OPERATION BARKHANE - L’Atlantique 2 en renfort

Publié le 18 Octobre 2021 à 16:26

© EMA

L’Atlantique 2 (ATL2) est un avion de patrouille maritime de la Marine nationale conçu initialement pour la lutte anti sous-marine. Cependant, ses capacités de détection, de communication, de renseignement et d’attaque sont depuis de nombreuses années régulièrement exploitées sur terre et plus particulièrement en Bande sahélo-sahélienne (BSS). Ainsi, l’ATL2 a de nouveau rejoint ce théâtre d’opérations, qu’il avait quitté il y a quelques mois, pour renforcer le dispositif aérien sur la Base aérienne projetée (BAP) de Niamey, au profit de la Force Barkhane.

Ses capacités « Intelligence, surveillance et reconnaissance » (ISR) contribuent au dispositif de renseignement déployé en BSS. Associé aux drones REAPER et avions de chasse de l’armée de l’Air et de l’Espace, il offre une meilleure couverture du théâtre pour la collecte de renseignement. Grâce à ses nombreux capteurs, l’ATL2 permet d’élaborer précisément la situation au sol, pour appuyer les forces terrestres. Possédant une autonomie d’une dizaine d’heures, il peut couvrir une très grande zone.

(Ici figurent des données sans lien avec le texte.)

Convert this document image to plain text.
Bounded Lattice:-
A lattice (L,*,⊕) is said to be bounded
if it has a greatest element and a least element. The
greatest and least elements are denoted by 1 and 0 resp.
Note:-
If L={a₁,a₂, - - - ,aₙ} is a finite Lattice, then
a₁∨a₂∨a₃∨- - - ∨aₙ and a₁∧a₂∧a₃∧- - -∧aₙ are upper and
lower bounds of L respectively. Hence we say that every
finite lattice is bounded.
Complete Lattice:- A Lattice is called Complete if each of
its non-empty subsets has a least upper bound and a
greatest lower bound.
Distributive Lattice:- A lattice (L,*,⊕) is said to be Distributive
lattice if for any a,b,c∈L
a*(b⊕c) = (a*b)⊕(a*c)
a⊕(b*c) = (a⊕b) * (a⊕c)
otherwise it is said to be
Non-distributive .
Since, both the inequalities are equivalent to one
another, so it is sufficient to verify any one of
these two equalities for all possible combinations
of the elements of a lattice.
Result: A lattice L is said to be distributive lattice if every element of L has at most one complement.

Armé de bombes guidées laser, qu’il peut délivrer de façon autonome, l’ATL2 est en mesure d’appuyer la chaîne de ciblage, de la détection d’objectif jusqu’à sa destruction.

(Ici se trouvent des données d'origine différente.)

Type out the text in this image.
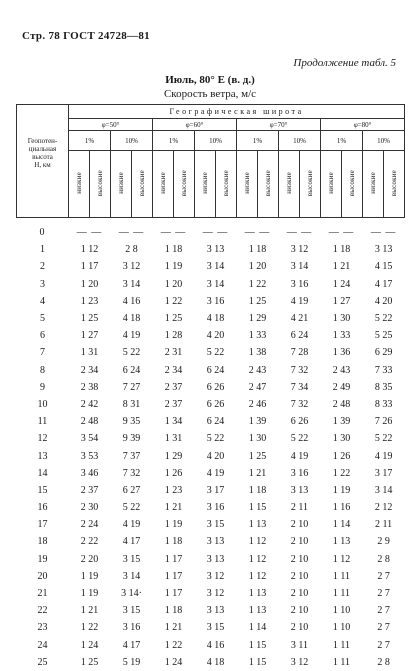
Стр. 78 ГОСТ 24728—81
Продолжение табл. 5
Июль, 80° Е (в. д.)
Скорость ветра, м/с
Геопотен-
циальная
высота
Н, км	Географическая широта															
	φ=50°				φ=60°				φ=70°				φ=80°			
	1%		10%		1%		10%		1%		10%		1%		10%	
	низкие	высокие	низкие	высокие	низкие	высокие	низкие	высокие	низкие	высокие	низкие	высокие	низкие	высокие	низкие	высокие

0	— —		— —		— —		— —		— —		— —		— —		— —	
1	1 12		2 8		1 18		3 13		1 18		3 12		1 18		3 13	
2	1 17		3 12		1 19		3 14		1 20		3 14		1 21		4 15	
3	1 20		3 14		1 20		3 14		1 22		3 16		1 24		4 17	
4	1 23		4 16		1 22		3 16		1 25		4 19		1 27		4 20	
5	1 25		4 18		1 25		4 18		1 29		4 21		1 30		5 22	
6	1 27		4 19		1 28		4 20		1 33		6 24		1 33		5 25	
7	1 31		5 22		2 31		5 22		1 38		7 28		1 36		6 29	
8	2 34		6 24		2 34		6 24		2 43		7 32		2 43		7 33	
9	2 38		7 27		2 37		6 26		2 47		7 34		2 49		8 35	
10	2 42		8 31		2 37		6 26		2 46		7 32		2 48		8 33	
11	2 48		9 35		1 34		6 24		1 39		6 26		1 39		7 26	
12	3 54		9 39		1 31		5 22		1 30		5 22		1 30		5 22	
13	3 53		7 37		1 29		4 20		1 25		4 19		1 26		4 19	
14	3 46		7 32		1 26		4 19		1 21		3 16		1 22		3 17	
15	2 37		6 27		1 23		3 17		1 18		3 13		1 19		3 14	
16	2 30		5 22		1 21		3 16		1 15		2 11		1 16		2 12	
17	2 24		4 19		1 19		3 15		1 13		2 10		1 14		2 11	
18	2 22		4 17		1 18		3 13		1 12		2 10		1 13		2 9	
19	2 20		3 15		1 17		3 13		1 12		2 10		1 12		2 8	
20	1 19		3 14		1 17		3 12		1 12		2 10		1 11		2 7	
21	1 19		3 14·		1 17		3 12		1 13		2 10		1 11		2 7	
22	1 21		3 15		1 18		3 13		1 13		2 10		1 10		2 7	
23	1 22		3 16		1 21		3 15		1 14		2 10		1 10		2 7	
24	1 24		4 17		1 22		4 16		1 15		3 11		1 11		2 7	
25	1 25		5 19		1 24		4 18		1 15		3 12		1 11		2 8	
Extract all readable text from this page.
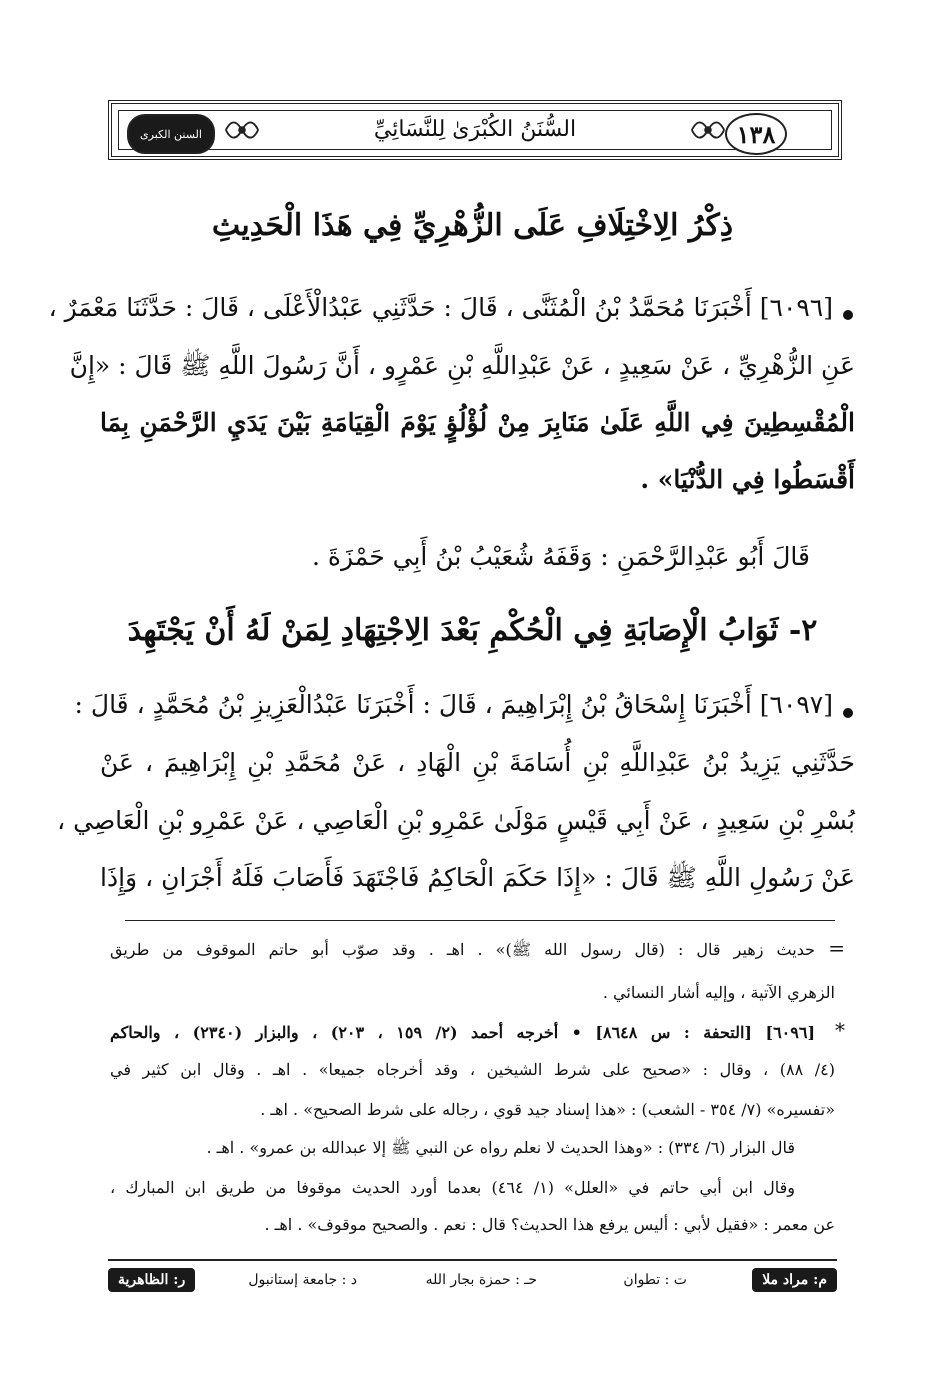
السنن الكبرى	السُّنَنُ الكُبْرَىٰ لِلنَّسَائِيِّ	١٣٨
ذِكْرُ الِاخْتِلَافِ عَلَى الزُّهْرِيِّ فِي هَذَا الْحَدِيثِ
[٦٠٩٦] أَخْبَرَنَا مُحَمَّدُ بْنُ الْمُثَنَّى ، قَالَ : حَدَّثَنِي عَبْدُالْأَعْلَى ، قَالَ : حَدَّثَنَا مَعْمَرٌ ،
عَنِ الزُّهْرِيِّ ، عَنْ سَعِيدٍ ، عَنْ عَبْدِاللَّهِ بْنِ عَمْرٍو ، أَنَّ رَسُولَ اللَّهِ ﷺ قَالَ : «إِنَّ
الْمُقْسِطِينَ فِي اللَّهِ عَلَىٰ مَنَابِرَ مِنْ لُؤْلُؤٍ يَوْمَ الْقِيَامَةِ بَيْنَ يَدَيِ الرَّحْمَنِ بِمَا
أَقْسَطُوا فِي الدُّنْيَا» .
قَالَ أَبُو عَبْدِالرَّحْمَنِ : وَقَفَهُ شُعَيْبُ بْنُ أَبِي حَمْزَةَ .
٢- ثَوَابُ الْإِصَابَةِ فِي الْحُكْمِ بَعْدَ الِاجْتِهَادِ لِمَنْ لَهُ أَنْ يَجْتَهِدَ
[٦٠٩٧] أَخْبَرَنَا إِسْحَاقُ بْنُ إِبْرَاهِيمَ ، قَالَ : أَخْبَرَنَا عَبْدُالْعَزِيزِ بْنُ مُحَمَّدٍ ، قَالَ :
حَدَّثَنِي يَزِيدُ بْنُ عَبْدِاللَّهِ بْنِ أُسَامَةَ بْنِ الْهَادِ ، عَنْ مُحَمَّدِ بْنِ إِبْرَاهِيمَ ، عَنْ
بُسْرِ بْنِ سَعِيدٍ ، عَنْ أَبِي قَيْسٍ مَوْلَىٰ عَمْرِو بْنِ الْعَاصِي ، عَنْ عَمْرِو بْنِ الْعَاصِي ،
عَنْ رَسُولِ اللَّهِ ﷺ قَالَ : «إِذَا حَكَمَ الْحَاكِمُ فَاجْتَهَدَ فَأَصَابَ فَلَهُ أَجْرَانِ ، وَإِذَا
=
حديث زهير قال : (قال رسول الله ﷺ)» . اهـ . وقد صوّب أبو حاتم الموقوف من طريق
الزهري الآتية ، وإليه أشار النسائي .
*
[٦٠٩٦] [التحفة : س ٨٦٤٨] • أخرجه أحمد (٢/ ١٥٩ ، ٢٠٣) ، والبزار (٢٣٤٠) ، والحاكم
(٤/ ٨٨) ، وقال : «صحيح على شرط الشيخين ، وقد أخرجاه جميعا» . اهـ . وقال ابن كثير في
«تفسيره» (٧/ ٣٥٤ - الشعب) : «هذا إسناد جيد قوي ، رجاله على شرط الصحيح» . اهـ .
قال البزار (٦/ ٣٣٤) : «وهذا الحديث لا نعلم رواه عن النبي ﷺ إلا عبدالله بن عمرو» . اهـ .
وقال ابن أبي حاتم في «العلل» (١/ ٤٦٤) بعدما أورد الحديث موقوفا من طريق ابن المبارك ،
عن معمر : «فقيل لأبي : أليس يرفع هذا الحديث؟ قال : نعم . والصحيح موقوف» . اهـ .
م: مراد ملا
ت : تطوان
حـ : حمزة بجار الله
د : جامعة إستانبول
ر: الظاهرية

Arrivé sur la BAP de Niamey le 20 septembre 2021, cet aéronef a rempli sa première mission opérationnelle sur le théâtre en appui avec la Task Force Takuba, moins de 48 heures après son déploiement. Renfort ponctuel régulièrement engagé au Sahel, il y restera déployé pendant plusieurs mois.

Conduite par les armées françaises, en partenariat avec les pays du G5 Sahel, l’opération Barkhane a été lancée le 1er août 2014. Elle repose sur une approche stratégique fondée sur une logique de partenariat avec les principaux pays de la bande sahélo-saharienne (BSS) : Burkina-Faso, Mali, Mauritanie, Niger et Tchad. Elle regroupe environ 5 100 militaires dont la mission consiste à lutter contre les groupes armés terroristes et à soutenir les forces armées des pays partenaires afin qu’elles puissent prendre en compte cette menace.